I'm not sure why this works, but after working with some freelance developers and Microsoft support, I found a solution.

What we learned is that if we create a brand new DispForm.aspx page using Sharepoint Designer, this issue goes away. However, this opened up a few other cans of worms:

  • Any lookup fields were rendering as straight HTML code, so we had to write some JavaScript to fix that.
  • Our EditForm.aspx page also started loading very slowly, so we had to follow the same process there.
  • While we set our new DispForm page to be the default, that didn't seem to apply to Search results. Fixing this was a bit tricky -- we had to delete our original DispForm and rename the new one to be simply "DispForm.aspx".
    • By creating a new DispForm.aspx, the form is no longer automatically updated when we add or delete columns, which is kind of a pain. Trying to figure out how to re-establish that connection.

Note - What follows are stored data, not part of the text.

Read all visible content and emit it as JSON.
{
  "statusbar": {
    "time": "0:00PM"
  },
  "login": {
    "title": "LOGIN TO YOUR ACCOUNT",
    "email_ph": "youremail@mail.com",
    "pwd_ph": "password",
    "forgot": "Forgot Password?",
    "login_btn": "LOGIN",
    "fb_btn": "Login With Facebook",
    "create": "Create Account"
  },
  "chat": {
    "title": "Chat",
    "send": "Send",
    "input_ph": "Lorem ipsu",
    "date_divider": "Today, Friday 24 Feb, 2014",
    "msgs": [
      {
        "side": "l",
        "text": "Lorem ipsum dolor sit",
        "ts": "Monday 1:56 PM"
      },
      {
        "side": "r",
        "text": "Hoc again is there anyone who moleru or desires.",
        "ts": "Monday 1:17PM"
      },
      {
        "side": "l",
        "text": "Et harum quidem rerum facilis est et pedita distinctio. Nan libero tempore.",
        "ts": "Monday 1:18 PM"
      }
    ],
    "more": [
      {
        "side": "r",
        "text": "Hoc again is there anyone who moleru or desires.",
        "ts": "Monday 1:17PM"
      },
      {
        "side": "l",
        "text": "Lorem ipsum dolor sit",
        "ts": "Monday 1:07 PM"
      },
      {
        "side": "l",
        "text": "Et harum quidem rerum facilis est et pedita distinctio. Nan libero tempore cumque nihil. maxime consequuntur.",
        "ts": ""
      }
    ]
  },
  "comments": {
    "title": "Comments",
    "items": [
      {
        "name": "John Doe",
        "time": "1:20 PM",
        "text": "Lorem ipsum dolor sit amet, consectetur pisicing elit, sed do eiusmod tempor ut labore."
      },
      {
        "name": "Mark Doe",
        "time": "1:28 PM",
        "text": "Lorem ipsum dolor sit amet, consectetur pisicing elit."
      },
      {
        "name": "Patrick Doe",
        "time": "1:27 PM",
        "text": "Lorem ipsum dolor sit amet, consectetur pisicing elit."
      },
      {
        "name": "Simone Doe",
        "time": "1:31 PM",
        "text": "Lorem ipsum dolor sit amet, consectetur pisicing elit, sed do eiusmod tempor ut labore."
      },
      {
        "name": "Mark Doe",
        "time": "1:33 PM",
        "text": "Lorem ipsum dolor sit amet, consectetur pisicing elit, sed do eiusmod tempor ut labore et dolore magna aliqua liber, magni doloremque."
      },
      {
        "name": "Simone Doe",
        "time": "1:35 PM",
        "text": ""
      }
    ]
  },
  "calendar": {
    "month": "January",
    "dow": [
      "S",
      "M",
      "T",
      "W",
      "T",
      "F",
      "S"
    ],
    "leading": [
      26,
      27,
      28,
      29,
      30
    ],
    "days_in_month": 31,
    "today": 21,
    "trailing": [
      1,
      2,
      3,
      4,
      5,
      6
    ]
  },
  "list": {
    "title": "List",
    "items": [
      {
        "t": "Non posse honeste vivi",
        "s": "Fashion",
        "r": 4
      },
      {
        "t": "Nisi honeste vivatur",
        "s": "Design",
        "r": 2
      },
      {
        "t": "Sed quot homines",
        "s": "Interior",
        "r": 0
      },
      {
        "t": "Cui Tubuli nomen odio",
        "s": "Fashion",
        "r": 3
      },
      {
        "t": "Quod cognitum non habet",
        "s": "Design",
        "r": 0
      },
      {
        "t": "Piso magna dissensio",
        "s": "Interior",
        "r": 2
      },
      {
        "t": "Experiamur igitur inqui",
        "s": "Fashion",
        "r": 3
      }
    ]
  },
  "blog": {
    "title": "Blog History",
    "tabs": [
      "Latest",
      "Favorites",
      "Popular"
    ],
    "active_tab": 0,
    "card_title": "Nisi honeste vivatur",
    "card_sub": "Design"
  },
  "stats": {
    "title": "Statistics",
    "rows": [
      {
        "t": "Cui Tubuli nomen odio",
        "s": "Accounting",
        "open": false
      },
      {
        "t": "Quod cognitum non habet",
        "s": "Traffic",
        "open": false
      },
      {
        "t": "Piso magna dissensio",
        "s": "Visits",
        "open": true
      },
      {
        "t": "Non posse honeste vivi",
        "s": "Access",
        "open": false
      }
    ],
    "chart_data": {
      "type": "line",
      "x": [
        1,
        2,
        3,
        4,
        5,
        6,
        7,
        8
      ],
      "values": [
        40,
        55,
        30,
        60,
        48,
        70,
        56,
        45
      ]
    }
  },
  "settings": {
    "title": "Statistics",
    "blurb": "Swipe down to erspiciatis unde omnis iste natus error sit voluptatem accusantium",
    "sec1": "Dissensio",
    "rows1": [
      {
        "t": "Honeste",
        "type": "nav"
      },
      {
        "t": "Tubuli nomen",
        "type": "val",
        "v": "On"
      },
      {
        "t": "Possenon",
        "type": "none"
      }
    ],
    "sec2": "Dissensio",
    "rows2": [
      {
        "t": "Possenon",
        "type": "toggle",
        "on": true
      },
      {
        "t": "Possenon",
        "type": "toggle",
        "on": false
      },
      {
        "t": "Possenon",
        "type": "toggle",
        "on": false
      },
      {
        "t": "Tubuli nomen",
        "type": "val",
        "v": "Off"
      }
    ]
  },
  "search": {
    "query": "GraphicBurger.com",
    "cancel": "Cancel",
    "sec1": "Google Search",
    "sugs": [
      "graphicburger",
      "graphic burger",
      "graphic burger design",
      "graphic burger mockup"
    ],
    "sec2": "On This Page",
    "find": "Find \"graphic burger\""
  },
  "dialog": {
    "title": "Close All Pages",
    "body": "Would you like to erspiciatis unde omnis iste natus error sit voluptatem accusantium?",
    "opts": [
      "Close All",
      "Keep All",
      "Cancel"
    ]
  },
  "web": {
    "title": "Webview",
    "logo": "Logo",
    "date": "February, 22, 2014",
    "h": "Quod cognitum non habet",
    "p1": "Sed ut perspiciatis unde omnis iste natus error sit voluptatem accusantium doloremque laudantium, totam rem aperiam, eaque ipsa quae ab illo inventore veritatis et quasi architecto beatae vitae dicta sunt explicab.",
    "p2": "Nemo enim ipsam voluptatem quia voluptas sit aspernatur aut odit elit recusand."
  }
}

Here's the most interesting part which neither the developer nor Microsoft support can explain. The original, out-of-the-box DispForm.aspx page was only 275 lines of code. The new one, though, is over 1000. It seems that the original page was executing incredibly complex queries (verified in Developer Dashboard) that put a huge burden on the SQL Server. But when we created the new form, the new code did more of the processing on the app side, which seems to have made the queries more straight-forward.

If anyone has any explanations as to why this is happening, or suggestions for re-establishing the connection between the new DispForm and the list definition, I'd welcome it. I hope this helps others who might experience this problem with large lists.